Der 3D-Food-Drucker punktet vor allem mit dem Argument, Lebensmittel ganz flexibel nach Kundenwunsch in unterschiedliche Formen zu bringen und diese innerhalb kurzer Zeit zu drucken. Sei es Pasta, Butter, Schokolade oder andere von der Konsistenz her passende Nahrungsmittel, der Drucker stellt präzise das gewünschte Produkt her. Dabei gleicht eines dem anderen – ein Vorteil gegenüber menschlicher Verarbeitungsweise.

Ein weiteres Argument spielt eine Rolle: die Hygiene. Vielleicht mag der eine oder andere Leser denken, dass dies ein Knackpunkt sei. Doch weit gefehlt. Die 3D-Food-Printer entsprechen laut Senger den HACCP-Richtlinien (Hazard analysis and critical control points), die in Gastronomie und Hotellerie vorgeschrieben sind. Das pastöse Lebensmittel kommt mit dem Drucker nicht in Berührung. Es wird in eine Kartusche gefüllt und in das Gerät eingesetzt. Print2Taste bietet Nachfüllstangen an, die mit den entsprechenden Lebensmitteln bestückt sind. Ein Edelstahlstempel drückt das Lebensmittel nach unten durch eine Spritzdüse. Die Paste wird in der gewünschten Form ausgedruckt. Die Kartusche, die mit dem Lebensmittel befüllt wird, kann im Geschirrspüler gereinigt werden.

Schicht für Schicht

Um 3D-Objekte zu formen, legt der Drucker eine Schicht über die andere. Dabei arbeitet er wie mit einem Spritzbeutel. Formen, Schablonen oder sonstige Hilfsmittel sind nicht nötig. Bei der Verarbeitung von Schokolade bietet der 3D-Drucker einen weiteren Vorteil: Die 3D Choco, die es bei Print2Taste in Stangenform zu kaufen gibt, muss vorher nicht im Wasserbad geschmolzen werden. Das übernimmt der Drucker. Schokoladenfanatiker sollten also auf Ihre Kosten kommen. Hohlformen, Logos und Schriftzüge lassen sich somit leicht herstellen.

Kreative knusprige Hippe zum Dessert

Knusprige Dekoration mit dem 3D-Food-Drucker hergestellt

3D-Vorlagen

Im Procusini Club finden Anwender alles, um ohne Programmieren Lebensmittel einfach in Form zu bringen: Textbotschaften, Logos, 3D Objekte. Auch eine Vorlagenbibliothek ist vorhanden. Sollen Personen mit Lebensmitteln modelliert werden, müssen sie per 3D-Scan-App eingescannt werden. Gescannt wird dabei wie beim Fotoschießen. Mit dem Unterschied, dass kein Foto entsteht, sondern die Konturen des Motivs, beispielsweise eine Person, von der App umrundet wird. Ein Abbild entsteht. Mehrere Menschen werden jeweils einzeln gescannt.

Online-Schulungen

Regelmäßig führt Print2Taste Seminare durch. So sollen Anwender alle Möglichkeiten des Food-Druckers ausschöpfen und zu eigenen Lebensmittel-Kreationen angeregt werden. Die Workshops finden deutschlandweit statt und dauern durchschnittlich zwei Stunden. Wer die Anfahrt scheut oder zeitlich knapp ist, kann sich die Grundlagen auch per Webinar beibringen lassen. Die Webinare sind kostenlos. Der Preis von Präsenzseminaren wird innerhalb von vier Wochen nach dem Kauf mit dem Kaufpreis verrechnet.

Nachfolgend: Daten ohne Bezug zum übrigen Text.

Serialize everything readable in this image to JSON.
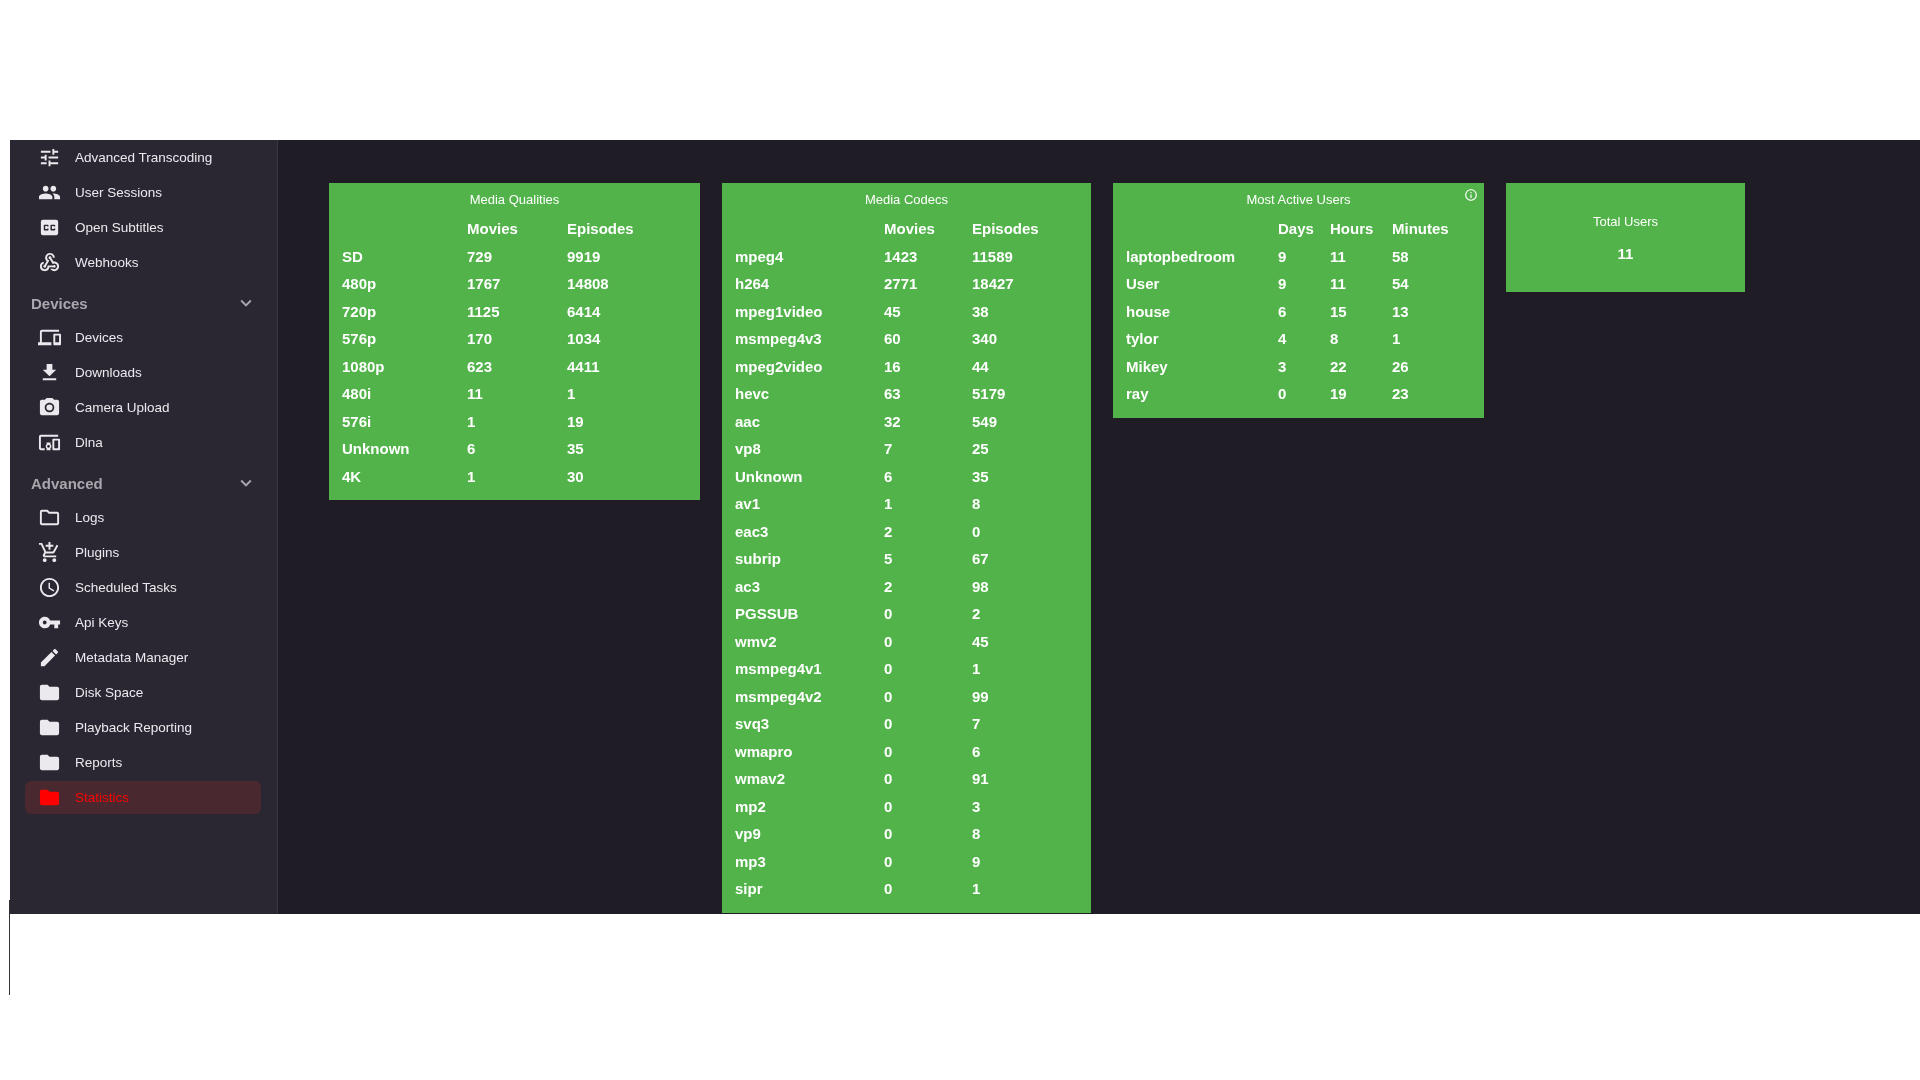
{
  "sidebar": {
    "sections": [
      {
        "items": [
          {
            "label": "Advanced Transcoding",
            "selected": false
          },
          {
            "label": "User Sessions",
            "selected": false
          },
          {
            "label": "Open Subtitles",
            "selected": false
          },
          {
            "label": "Webhooks",
            "selected": false
          }
        ]
      },
      {
        "title": "Devices",
        "expanded": true,
        "items": [
          {
            "label": "Devices",
            "selected": false
          },
          {
            "label": "Downloads",
            "selected": false
          },
          {
            "label": "Camera Upload",
            "selected": false
          },
          {
            "label": "Dlna",
            "selected": false
          }
        ]
      },
      {
        "title": "Advanced",
        "expanded": true,
        "items": [
          {
            "label": "Logs",
            "selected": false
          },
          {
            "label": "Plugins",
            "selected": false
          },
          {
            "label": "Scheduled Tasks",
            "selected": false
          },
          {
            "label": "Api Keys",
            "selected": false
          },
          {
            "label": "Metadata Manager",
            "selected": false
          },
          {
            "label": "Disk Space",
            "selected": false
          },
          {
            "label": "Playback Reporting",
            "selected": false
          },
          {
            "label": "Reports",
            "selected": false
          },
          {
            "label": "Statistics",
            "selected": true
          }
        ]
      }
    ]
  },
  "cards": [
    {
      "kind": "table",
      "title": "Media Qualities",
      "columns": [
        "",
        "Movies",
        "Episodes"
      ],
      "rows": [
        [
          "SD",
          "729",
          "9919"
        ],
        [
          "480p",
          "1767",
          "14808"
        ],
        [
          "720p",
          "1125",
          "6414"
        ],
        [
          "576p",
          "170",
          "1034"
        ],
        [
          "1080p",
          "623",
          "4411"
        ],
        [
          "480i",
          "11",
          "1"
        ],
        [
          "576i",
          "1",
          "19"
        ],
        [
          "Unknown",
          "6",
          "35"
        ],
        [
          "4K",
          "1",
          "30"
        ]
      ]
    },
    {
      "kind": "table",
      "title": "Media Codecs",
      "columns": [
        "",
        "Movies",
        "Episodes"
      ],
      "rows": [
        [
          "mpeg4",
          "1423",
          "11589"
        ],
        [
          "h264",
          "2771",
          "18427"
        ],
        [
          "mpeg1video",
          "45",
          "38"
        ],
        [
          "msmpeg4v3",
          "60",
          "340"
        ],
        [
          "mpeg2video",
          "16",
          "44"
        ],
        [
          "hevc",
          "63",
          "5179"
        ],
        [
          "aac",
          "32",
          "549"
        ],
        [
          "vp8",
          "7",
          "25"
        ],
        [
          "Unknown",
          "6",
          "35"
        ],
        [
          "av1",
          "1",
          "8"
        ],
        [
          "eac3",
          "2",
          "0"
        ],
        [
          "subrip",
          "5",
          "67"
        ],
        [
          "ac3",
          "2",
          "98"
        ],
        [
          "PGSSUB",
          "0",
          "2"
        ],
        [
          "wmv2",
          "0",
          "45"
        ],
        [
          "msmpeg4v1",
          "0",
          "1"
        ],
        [
          "msmpeg4v2",
          "0",
          "99"
        ],
        [
          "svq3",
          "0",
          "7"
        ],
        [
          "wmapro",
          "0",
          "6"
        ],
        [
          "wmav2",
          "0",
          "91"
        ],
        [
          "mp2",
          "0",
          "3"
        ],
        [
          "vp9",
          "0",
          "8"
        ],
        [
          "mp3",
          "0",
          "9"
        ],
        [
          "sipr",
          "0",
          "1"
        ]
      ]
    },
    {
      "kind": "table",
      "title": "Most Active Users",
      "info_button": true,
      "columns": [
        "",
        "Days",
        "Hours",
        "Minutes"
      ],
      "rows": [
        [
          "laptopbedroom",
          "9",
          "11",
          "58"
        ],
        [
          "User",
          "9",
          "11",
          "54"
        ],
        [
          "house",
          "6",
          "15",
          "13"
        ],
        [
          "tylor",
          "4",
          "8",
          "1"
        ],
        [
          "Mikey",
          "3",
          "22",
          "26"
        ],
        [
          "ray",
          "0",
          "19",
          "23"
        ]
      ]
    },
    {
      "kind": "stat",
      "title": "Total Users",
      "value": "11"
    }
  ]
}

Auf der IBA im September in München zeigt das Unternehmen, wie 3D-Food-Druck mit sechsfacher Geschwindigkeit funktioniert.

Print2Taste arbeitet auch an einer Lösung für den Verbraucher-Markt

Während bisher vor allem Gastonomen und Hoteliers die Lösung einsetzen, will das Unternehmen zukünftig auch im Consumer-Markt Fuß fassen. „Damit wollen wir Endverbrauchern die Möglichkeit geben, ihre Ernährung zu personalisieren, wobei die Formgebung nur der erste Schritt ist“, begründet Melanie Senger, Produkt- und PR-Manager bei Print2Taste, den Schritt.